An appeals court in Texas has revoked the license of a Houston attorney for failing to repay his student loans and other debts.
The state 3rd Court of Appeals decision issued on April 10 noted the "serious consequences likely to befall" attorney Frank P. Santulli III following the revocation, but it nevertheless affirmed a ruling by a trial court that followed a recommendation from the Texas Board of Law Examiners to pull his license.
The three-judge appeals panel in Austin found that, because Santulli, a Houston solo practitioner, did not adhere to a previous order requiring him to pay his debts, he lacked the trustworthiness necessary to represent clients.
Santulli, a 1998 graduate of Texas Southern University Thurgood Marshall School of Law, said in a telephone interview that the decision set a bad precedent for the board of law examiners' "unfettered power" over practicing attorneys. He said that he plans to file for a rehearing and, if necessary, appeal the decision. He said his loan debt was about $67,000.
The Texas Board of Law Examiners declined to comment on the case.
The decision in Santulli v. Texas Board of Law Examiners, No. 03-06-00392-CV, stems from a probationary license the board granted Santulli in 2001, on the condition that he repay a "substantial amount of student loan and personal debt" under a plan with the Consumer Credit Counseling Service.

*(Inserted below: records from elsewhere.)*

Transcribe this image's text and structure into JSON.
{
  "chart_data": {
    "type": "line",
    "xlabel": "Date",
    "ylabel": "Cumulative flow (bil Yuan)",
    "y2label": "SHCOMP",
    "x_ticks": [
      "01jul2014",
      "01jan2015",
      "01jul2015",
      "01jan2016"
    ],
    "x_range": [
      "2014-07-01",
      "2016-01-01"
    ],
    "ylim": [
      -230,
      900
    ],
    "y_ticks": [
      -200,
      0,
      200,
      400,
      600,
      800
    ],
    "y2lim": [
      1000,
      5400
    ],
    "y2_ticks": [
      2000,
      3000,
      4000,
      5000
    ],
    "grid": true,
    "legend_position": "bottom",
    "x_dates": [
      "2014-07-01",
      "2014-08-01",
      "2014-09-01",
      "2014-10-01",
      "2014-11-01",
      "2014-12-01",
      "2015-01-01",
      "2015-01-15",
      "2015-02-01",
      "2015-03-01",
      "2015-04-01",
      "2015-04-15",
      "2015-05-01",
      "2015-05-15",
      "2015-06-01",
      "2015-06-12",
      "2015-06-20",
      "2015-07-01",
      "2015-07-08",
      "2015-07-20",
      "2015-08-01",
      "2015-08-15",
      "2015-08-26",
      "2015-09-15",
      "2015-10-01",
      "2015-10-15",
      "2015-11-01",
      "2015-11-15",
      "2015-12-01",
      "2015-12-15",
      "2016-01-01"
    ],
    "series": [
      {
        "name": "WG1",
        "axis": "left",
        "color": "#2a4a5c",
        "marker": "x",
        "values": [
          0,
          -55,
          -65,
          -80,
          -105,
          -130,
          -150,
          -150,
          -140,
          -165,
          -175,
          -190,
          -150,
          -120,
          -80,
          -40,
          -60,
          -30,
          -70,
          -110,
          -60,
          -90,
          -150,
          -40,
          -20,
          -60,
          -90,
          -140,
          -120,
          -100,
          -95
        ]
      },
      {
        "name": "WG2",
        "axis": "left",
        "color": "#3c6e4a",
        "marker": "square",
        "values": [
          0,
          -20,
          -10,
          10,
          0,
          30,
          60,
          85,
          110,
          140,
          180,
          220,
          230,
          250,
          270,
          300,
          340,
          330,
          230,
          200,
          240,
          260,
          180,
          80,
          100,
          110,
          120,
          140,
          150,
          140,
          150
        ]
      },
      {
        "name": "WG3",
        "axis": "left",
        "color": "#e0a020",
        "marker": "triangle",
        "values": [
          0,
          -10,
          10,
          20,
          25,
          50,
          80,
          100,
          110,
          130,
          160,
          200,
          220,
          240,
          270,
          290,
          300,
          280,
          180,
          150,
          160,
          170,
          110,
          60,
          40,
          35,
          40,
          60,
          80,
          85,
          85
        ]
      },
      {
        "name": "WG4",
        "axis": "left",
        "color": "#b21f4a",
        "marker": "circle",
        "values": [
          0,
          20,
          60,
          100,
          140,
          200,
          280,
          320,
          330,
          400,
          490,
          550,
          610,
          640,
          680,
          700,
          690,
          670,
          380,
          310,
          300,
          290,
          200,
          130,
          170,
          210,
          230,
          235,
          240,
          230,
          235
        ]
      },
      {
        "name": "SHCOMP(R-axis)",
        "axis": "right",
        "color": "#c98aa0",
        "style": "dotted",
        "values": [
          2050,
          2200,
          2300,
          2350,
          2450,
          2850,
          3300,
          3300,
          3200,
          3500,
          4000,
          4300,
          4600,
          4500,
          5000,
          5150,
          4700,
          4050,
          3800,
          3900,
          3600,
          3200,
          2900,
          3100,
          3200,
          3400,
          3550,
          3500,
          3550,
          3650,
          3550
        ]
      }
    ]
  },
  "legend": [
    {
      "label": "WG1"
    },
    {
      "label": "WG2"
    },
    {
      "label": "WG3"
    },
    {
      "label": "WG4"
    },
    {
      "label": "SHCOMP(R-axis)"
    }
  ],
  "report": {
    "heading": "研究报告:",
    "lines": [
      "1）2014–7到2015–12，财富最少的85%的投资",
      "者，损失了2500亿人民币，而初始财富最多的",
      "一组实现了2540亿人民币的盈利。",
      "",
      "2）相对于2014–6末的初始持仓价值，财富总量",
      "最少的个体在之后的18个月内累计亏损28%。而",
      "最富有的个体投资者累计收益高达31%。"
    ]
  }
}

The board held another hearing in December 2002 and determined that Santulli had not complied with the previous order, according to the recent decision. The board expressed concern at the time that because of the debt he was carrying, Santulli would be tempted to "short-shrift" his clients or "convert money" from his clients to cover his debt.
However, it granted him a six-month extension on his probationary license with the understanding that he would either pay the debt or discharge some of it through bankruptcy.
A year later, the board found that he had not taken care of his debt and recommended the revocation of his license. A trial court later affirmed the decision.
In arguing against the revocation of his license in the appeals court, Santulli asserted that the initial court ordering requiring him to make "suitable arrangements" to repay his debt was arbitrary and capricious and that the revocation was not supported by substantial evidence. He further argued that the board erred in finding that he lacked good moral character. The appeals panel was not persuaded.
Santulli, who represented himself, said that he plans to hire a lawyer to appeal the decision.